The commitment to health and safety and occupational health made by the Olympic Delivery Authority (ODA) when constructing the Olympic Park and Olympic Village has highlighted the value and effectiveness of prioritising ill health as well as safety on construction sites, according to research.
A study by the Institute for Employment Studies (IES) for the Health and Safety Executive and the ODA examined the occupational health provision on the park and village.
The ODA’s approach was notable in prioritising ill heath as well as safety, including establishing a comprehensive OH service and offering free support and advice to all contractors from a multi-disciplinary team of nurses, physicians, physiotherapists and occupational hygienists.

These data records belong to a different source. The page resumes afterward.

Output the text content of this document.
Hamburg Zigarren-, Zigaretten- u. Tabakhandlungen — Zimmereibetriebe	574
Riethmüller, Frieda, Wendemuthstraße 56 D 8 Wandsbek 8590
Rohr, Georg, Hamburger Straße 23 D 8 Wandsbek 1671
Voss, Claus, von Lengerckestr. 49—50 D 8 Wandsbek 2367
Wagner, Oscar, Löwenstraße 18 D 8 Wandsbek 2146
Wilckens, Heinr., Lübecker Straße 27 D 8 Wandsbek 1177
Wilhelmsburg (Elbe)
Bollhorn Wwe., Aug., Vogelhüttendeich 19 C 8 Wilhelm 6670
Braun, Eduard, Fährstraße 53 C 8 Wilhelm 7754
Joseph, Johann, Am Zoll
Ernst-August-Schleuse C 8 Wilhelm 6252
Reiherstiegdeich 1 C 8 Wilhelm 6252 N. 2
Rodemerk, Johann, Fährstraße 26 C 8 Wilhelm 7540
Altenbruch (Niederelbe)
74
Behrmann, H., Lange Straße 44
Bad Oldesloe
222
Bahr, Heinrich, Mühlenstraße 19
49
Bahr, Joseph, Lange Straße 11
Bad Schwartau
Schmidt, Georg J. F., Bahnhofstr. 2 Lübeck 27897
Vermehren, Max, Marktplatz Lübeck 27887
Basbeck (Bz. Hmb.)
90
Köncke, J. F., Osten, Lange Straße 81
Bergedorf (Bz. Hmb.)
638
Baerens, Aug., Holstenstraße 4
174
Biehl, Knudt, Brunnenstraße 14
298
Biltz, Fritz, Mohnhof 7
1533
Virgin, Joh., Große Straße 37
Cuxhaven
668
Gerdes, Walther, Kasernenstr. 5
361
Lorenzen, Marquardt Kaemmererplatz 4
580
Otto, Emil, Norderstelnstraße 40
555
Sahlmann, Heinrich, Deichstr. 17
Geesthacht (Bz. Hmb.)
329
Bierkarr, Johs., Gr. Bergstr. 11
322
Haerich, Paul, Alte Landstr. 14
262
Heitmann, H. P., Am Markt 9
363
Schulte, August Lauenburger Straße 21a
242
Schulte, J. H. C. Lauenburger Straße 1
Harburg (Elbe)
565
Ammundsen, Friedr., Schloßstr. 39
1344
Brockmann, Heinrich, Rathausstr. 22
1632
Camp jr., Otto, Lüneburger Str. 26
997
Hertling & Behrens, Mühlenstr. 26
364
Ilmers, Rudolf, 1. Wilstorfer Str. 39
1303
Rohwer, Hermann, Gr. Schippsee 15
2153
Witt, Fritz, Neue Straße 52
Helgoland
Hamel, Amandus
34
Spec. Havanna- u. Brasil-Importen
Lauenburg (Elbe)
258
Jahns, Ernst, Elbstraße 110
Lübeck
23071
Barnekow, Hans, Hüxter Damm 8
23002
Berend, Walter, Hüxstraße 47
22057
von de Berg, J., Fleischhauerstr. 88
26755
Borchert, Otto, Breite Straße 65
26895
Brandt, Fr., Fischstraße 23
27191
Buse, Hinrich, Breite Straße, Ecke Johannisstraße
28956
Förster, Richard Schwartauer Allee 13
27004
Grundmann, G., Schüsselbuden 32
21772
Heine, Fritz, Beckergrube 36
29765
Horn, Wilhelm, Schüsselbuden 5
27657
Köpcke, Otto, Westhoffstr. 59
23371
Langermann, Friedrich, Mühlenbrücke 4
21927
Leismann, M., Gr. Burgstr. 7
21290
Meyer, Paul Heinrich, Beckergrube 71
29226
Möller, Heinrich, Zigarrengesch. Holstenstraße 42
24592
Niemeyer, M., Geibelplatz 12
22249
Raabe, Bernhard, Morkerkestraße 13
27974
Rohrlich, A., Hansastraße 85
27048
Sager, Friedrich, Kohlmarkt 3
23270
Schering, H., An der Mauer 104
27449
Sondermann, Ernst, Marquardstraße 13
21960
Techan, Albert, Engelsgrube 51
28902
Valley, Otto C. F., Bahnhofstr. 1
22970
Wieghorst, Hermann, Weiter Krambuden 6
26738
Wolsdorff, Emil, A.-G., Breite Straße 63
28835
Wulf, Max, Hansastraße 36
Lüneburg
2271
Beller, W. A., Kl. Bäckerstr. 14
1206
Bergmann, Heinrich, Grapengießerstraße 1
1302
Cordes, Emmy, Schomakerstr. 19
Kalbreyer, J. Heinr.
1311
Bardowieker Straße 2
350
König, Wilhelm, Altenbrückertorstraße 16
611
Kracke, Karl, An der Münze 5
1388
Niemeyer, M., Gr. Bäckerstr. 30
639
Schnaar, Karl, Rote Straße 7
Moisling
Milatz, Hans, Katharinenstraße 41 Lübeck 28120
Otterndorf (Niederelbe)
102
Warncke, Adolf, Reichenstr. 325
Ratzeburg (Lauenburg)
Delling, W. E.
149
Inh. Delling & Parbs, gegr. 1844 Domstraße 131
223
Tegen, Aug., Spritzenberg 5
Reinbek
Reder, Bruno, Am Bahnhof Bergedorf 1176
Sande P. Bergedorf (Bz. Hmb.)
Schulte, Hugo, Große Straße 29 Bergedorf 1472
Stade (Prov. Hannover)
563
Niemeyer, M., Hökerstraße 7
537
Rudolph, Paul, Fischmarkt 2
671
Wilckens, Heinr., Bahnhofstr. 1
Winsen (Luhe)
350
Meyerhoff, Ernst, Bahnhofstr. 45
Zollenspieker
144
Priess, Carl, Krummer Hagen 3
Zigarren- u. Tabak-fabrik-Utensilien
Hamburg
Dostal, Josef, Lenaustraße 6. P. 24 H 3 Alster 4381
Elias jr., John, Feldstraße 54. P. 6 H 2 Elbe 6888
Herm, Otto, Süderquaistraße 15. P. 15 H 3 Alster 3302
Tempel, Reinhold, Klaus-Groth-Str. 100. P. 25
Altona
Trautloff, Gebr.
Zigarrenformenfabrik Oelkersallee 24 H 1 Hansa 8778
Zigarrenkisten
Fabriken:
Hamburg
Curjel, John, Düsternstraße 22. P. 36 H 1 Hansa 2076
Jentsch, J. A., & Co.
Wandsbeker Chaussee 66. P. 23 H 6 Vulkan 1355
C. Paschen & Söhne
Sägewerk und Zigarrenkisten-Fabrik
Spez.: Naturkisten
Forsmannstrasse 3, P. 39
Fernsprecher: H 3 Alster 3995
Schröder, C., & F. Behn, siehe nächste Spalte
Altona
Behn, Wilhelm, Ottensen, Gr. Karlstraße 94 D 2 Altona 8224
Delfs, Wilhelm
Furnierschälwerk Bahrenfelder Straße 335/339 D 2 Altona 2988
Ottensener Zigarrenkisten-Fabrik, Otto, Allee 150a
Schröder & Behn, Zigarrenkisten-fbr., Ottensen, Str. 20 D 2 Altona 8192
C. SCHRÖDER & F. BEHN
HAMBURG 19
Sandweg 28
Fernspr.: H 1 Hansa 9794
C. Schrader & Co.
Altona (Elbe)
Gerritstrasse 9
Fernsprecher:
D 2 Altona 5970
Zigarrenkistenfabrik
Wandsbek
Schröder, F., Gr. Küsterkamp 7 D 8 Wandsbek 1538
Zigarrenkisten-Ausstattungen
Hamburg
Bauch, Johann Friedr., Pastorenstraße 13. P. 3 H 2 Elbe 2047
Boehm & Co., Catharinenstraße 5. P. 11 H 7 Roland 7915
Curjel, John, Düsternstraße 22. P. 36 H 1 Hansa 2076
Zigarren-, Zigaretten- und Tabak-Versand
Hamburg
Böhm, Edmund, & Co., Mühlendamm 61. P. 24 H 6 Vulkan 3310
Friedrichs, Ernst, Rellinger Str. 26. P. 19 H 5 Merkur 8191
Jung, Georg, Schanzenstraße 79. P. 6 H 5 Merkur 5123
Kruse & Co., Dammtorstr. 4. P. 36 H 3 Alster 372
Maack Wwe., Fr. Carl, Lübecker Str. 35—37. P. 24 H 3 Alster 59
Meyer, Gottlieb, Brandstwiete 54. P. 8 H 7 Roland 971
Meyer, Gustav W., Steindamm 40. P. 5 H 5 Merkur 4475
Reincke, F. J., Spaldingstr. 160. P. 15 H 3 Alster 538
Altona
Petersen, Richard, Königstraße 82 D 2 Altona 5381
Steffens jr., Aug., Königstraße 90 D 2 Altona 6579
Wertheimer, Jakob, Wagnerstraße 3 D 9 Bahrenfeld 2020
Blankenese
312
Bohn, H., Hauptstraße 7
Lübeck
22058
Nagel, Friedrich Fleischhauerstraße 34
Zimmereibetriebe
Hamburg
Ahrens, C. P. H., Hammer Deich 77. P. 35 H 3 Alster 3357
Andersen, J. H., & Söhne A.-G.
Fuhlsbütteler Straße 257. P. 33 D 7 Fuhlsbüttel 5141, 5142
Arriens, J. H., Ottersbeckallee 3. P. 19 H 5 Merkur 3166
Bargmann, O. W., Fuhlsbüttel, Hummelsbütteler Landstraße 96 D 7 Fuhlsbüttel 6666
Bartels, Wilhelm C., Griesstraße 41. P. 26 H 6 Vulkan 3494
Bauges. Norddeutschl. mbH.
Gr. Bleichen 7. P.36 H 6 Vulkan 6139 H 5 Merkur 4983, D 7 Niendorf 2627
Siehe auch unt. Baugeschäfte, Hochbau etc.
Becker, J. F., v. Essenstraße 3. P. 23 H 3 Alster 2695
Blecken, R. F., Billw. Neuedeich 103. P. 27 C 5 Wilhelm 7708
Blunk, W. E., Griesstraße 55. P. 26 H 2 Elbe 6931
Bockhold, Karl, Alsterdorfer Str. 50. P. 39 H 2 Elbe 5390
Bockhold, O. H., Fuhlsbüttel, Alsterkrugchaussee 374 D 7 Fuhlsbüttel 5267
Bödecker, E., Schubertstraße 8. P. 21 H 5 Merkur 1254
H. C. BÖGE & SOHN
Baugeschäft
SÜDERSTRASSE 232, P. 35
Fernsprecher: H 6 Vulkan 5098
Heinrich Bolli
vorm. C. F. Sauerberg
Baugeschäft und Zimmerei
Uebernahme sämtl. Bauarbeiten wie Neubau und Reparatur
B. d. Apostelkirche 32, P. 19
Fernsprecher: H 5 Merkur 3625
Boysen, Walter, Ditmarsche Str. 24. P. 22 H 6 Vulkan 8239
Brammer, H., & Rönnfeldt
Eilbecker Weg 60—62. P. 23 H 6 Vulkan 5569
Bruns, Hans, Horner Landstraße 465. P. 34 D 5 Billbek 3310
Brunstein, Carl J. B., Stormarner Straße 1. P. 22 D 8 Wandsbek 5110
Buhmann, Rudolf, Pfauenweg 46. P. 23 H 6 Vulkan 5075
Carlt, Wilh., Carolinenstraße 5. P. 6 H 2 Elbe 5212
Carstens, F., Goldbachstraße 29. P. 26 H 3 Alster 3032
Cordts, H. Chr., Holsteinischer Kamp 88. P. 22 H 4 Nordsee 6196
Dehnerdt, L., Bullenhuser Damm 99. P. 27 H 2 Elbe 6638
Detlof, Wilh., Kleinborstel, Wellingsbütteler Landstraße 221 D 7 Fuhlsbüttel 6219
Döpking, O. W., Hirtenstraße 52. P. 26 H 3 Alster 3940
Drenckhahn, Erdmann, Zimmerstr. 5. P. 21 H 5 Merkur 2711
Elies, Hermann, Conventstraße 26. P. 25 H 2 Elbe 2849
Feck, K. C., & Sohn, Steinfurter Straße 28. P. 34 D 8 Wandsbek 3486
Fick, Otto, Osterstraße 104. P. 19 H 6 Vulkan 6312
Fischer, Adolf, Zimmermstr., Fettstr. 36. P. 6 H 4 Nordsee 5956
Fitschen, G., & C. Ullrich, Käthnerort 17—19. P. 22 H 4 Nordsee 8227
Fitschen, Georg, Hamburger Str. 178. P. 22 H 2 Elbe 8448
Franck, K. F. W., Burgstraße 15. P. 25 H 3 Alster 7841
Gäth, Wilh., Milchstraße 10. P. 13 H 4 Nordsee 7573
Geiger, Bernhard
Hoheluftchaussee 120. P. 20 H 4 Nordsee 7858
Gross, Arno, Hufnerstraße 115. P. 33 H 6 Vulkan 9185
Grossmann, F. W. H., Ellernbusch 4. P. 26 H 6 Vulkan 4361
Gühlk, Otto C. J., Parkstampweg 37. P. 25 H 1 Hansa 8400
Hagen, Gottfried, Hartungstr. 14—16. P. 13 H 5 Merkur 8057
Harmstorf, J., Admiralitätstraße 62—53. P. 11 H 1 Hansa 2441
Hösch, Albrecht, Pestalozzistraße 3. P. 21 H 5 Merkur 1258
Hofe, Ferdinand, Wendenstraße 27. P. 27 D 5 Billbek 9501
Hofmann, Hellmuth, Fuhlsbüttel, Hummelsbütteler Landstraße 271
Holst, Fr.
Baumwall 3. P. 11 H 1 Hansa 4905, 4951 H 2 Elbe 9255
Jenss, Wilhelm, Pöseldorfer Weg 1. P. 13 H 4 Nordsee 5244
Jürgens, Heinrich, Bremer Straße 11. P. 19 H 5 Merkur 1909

The IES research tracked the progress and assessed the impact of the service, drawing on surveys of workers and managers at the park and village construction projects, with the aim of identifying the impact of the OH interventions on the attitudes, behaviours and exposures to health risks of people on site.
Lead author Claire Tyers said: “Although the construction industry has taken great strides on safety, the many benefits of taking a similar approach to health are not being fully exploited.
“By taking a proper forward look at what is likely to affect people’s health on site, and planning work to manage any health risks, there are hugely important gains to be made – as the world-class approach at the Olympic Park and Village shows.”
Lawrence Waterman, head of health and safety at the ODA, said: “An extremely low accident rate – unprecedented in a UK project of this scale – was reinforced with high levels of reporting, giving full confidence in our data.
“However, it was the occupational health programme that gave many of us the most satisfaction. We know that many more workers have their health damaged at work than are injured in accidents, and with IES’s professional scrutiny we now have clear evidence that our programme was an investment that yielded tangible positive rewards. The business case for occupational health has never looked stronger.”
In a separate development, the “outstanding and exemplary” safety and health achievements of the construction phase of the games have been recognised through a special award to mark the Queen’s Diamond Jubilee.
In May 2012, the Royal Society for the Prevention of Accidents presented the Diamond Jubilee Award to the ODA at a ceremony in Birmingham.